Tuesday, May 20, 2008

Chapter 8 - Stablization Policy

Article: http://www.canada.com/vancouversun/news/editorial/story.html?id=f58adc96-45fd-4936-a0b3-fbaa3b7200ed

Almost 38 percent of Canadian’s tax dollars were going towards the huge national debt, but it is not enough. Canadian workers and businesses have been reducing the national debt by $54 billion in a decade. This deduction comes from the surplus of the Employment Insurance fund. Many employers and workers have complained about the payroll deduction on employment insurance as another form of tax rather than an insurance fund. At last in February, the Conservative government ended this practice by making employment insurance as a crown corporation. During recession when more workers are unemployed, the demand for the premium is going increase. The Actuarial Institute of Canada says that a fund of 10 to 15 billion dollars would be enough to avoid significant changes in employment insurance rates.

This article is relevant to chapter 8 because of Employment Insurance.

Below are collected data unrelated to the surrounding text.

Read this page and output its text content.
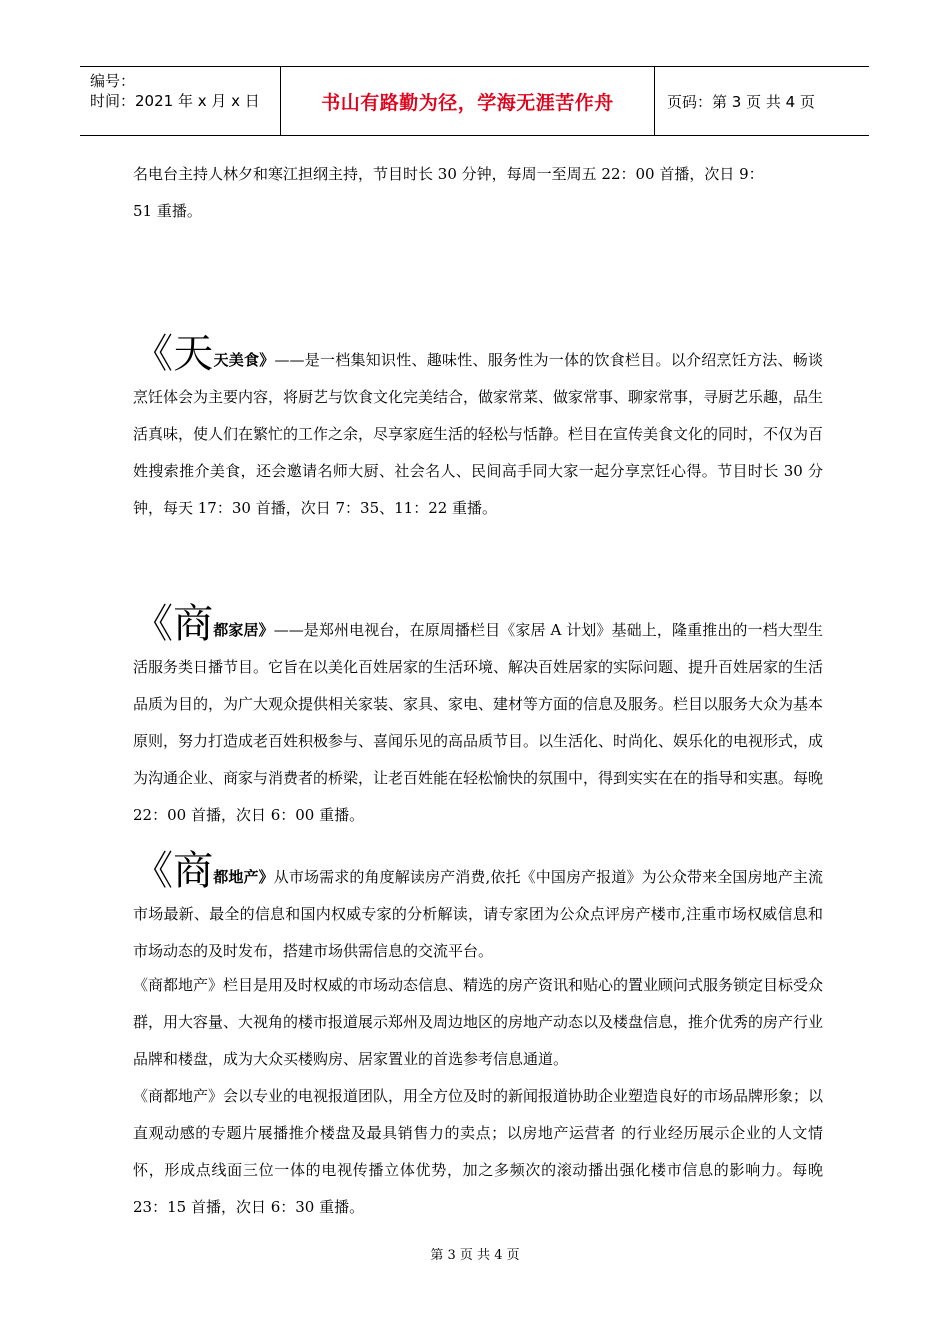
编号：
时间：2021 年 x 月 x 日	书山有路勤为径，学海无涯苦作舟	页码：第 3 页 共 4 页
名电台主持人林夕和寒江担纲主持，节目时长 30 分钟，每周一至周五 22：00 首播，次日 9：
51 重播。
《天天美食》——是一档集知识性、趣味性、服务性为一体的饮食栏目。以介绍烹饪方法、畅谈烹饪体会为主要内容，将厨艺与饮食文化完美结合，做家常菜、做家常事、聊家常事，寻厨艺乐趣，品生活真味，使人们在繁忙的工作之余，尽享家庭生活的轻松与恬静。栏目在宣传美食文化的同时，不仅为百姓搜索推介美食，还会邀请名师大厨、社会名人、民间高手同大家一起分享烹饪心得。节目时长 30 分钟，每天 17：30 首播，次日 7：35、11：22 重播。
《商都家居》——是郑州电视台，在原周播栏目《家居 A 计划》基础上，隆重推出的一档大型生活服务类日播节目。它旨在以美化百姓居家的生活环境、解决百姓居家的实际问题、提升百姓居家的生活品质为目的，为广大观众提供相关家装、家具、家电、建材等方面的信息及服务。栏目以服务大众为基本原则，努力打造成老百姓积极参与、喜闻乐见的高品质节目。以生活化、时尚化、娱乐化的电视形式，成为沟通企业、商家与消费者的桥梁，让老百姓能在轻松愉快的氛围中，得到实实在在的指导和实惠。每晚 22：00 首播，次日 6：00 重播。
《商都地产》从市场需求的角度解读房产消费,依托《中国房产报道》为公众带来全国房地产主流市场最新、最全的信息和国内权威专家的分析解读，请专家团为公众点评房产楼市,注重市场权威信息和市场动态的及时发布，搭建市场供需信息的交流平台。
《商都地产》栏目是用及时权威的市场动态信息、精选的房产资讯和贴心的置业顾问式服务锁定目标受众群，用大容量、大视角的楼市报道展示郑州及周边地区的房地产动态以及楼盘信息，推介优秀的房产行业品牌和楼盘，成为大众买楼购房、居家置业的首选参考信息通道。
《商都地产》会以专业的电视报道团队，用全方位及时的新闻报道协助企业塑造良好的市场品牌形象；以直观动感的专题片展播推介楼盘及最具销售力的卖点；以房地产运营者 的行业经历展示企业的人文情怀，形成点线面三位一体的电视传播立体优势，加之多频次的滚动播出强化楼市信息的影响力。每晚 23：15 首播，次日 6：30 重播。
第 3 页 共 4 页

In this chapter we learned that Employment Insurance is an automatic stabilizer. It is there to help stabilize the economy when individuals become unemployed and their income becomes zero. As a result their spending is zero and it decreases the level of spending. Instead of using the Employment Insurance to increase spending, the government is using it a form of taxation to reduce the national debt.

I think it is a smart idea for the government to use the surplus from Employment Insurance to decrease the national debt. Not only does it serve as insurance for workers when they are unemployed, it also serves as a line of credit for the Government of Canada. The money can be used during recessions or catastrophic events. It may seem unfair for workers to pay for a premium that repays the national debt, but it has to be paid in some form or another. This would be the best way for the government to use the surplus money wisely.

Monday, May 5, 2008

Chapter 7 - Money and the Canadian Banking System

Article: http://www.reuters.com/article/businessNews/idUSN0213717120080502

Jill Vardy said on Friday that the Bank of Canada has not joined other central banks to increase liquidity due to the good market condition. The markets and institutions of central banking in Canada are different and better than elsewhere. In countries like U.S. Federal Reserve, The European Central Bank, and the Swiss National Bank all announced a boost in their liquidity of Friday. The amounts of pressure in Canadian money markets are relatively small compared to those in United States and Europe. That is why the Bank of Canada has yet to join with other central banks to increase liquidity. In general, Canadian interbank market is much less than they are internationally.

Relations to Chapter 7: Canadian Money supply, demands / supply for money, and responsibilities of the Bank of Canada

This article talks about the supply of Canadian money. We can see in that they have used the formula, change in the money supply is equal to excess reserves over reserve ratio, to determine the amount of money they need. In t his case the Bank of Canada does not join with the other central banks in boosting liquidity because they already have enough money on the market to going around. The market conditions are active and in good shape, which means less money are being stored into savings account and more money is on the market. When there is more money on the market the Bank of Canada does not have to liquidate their liquid assets to lend money out to people.

I think the bank of Canada has made a good decision in not joining the central bank so early to convert all their liquid assets. Supply more money without the demand is just useless. Therefore, leaving the assets as the way it is will be the best thing to do. The Bank of Canada will need to make sure the demand and supply for money are the same. This way there can be a maximum increase in GDP.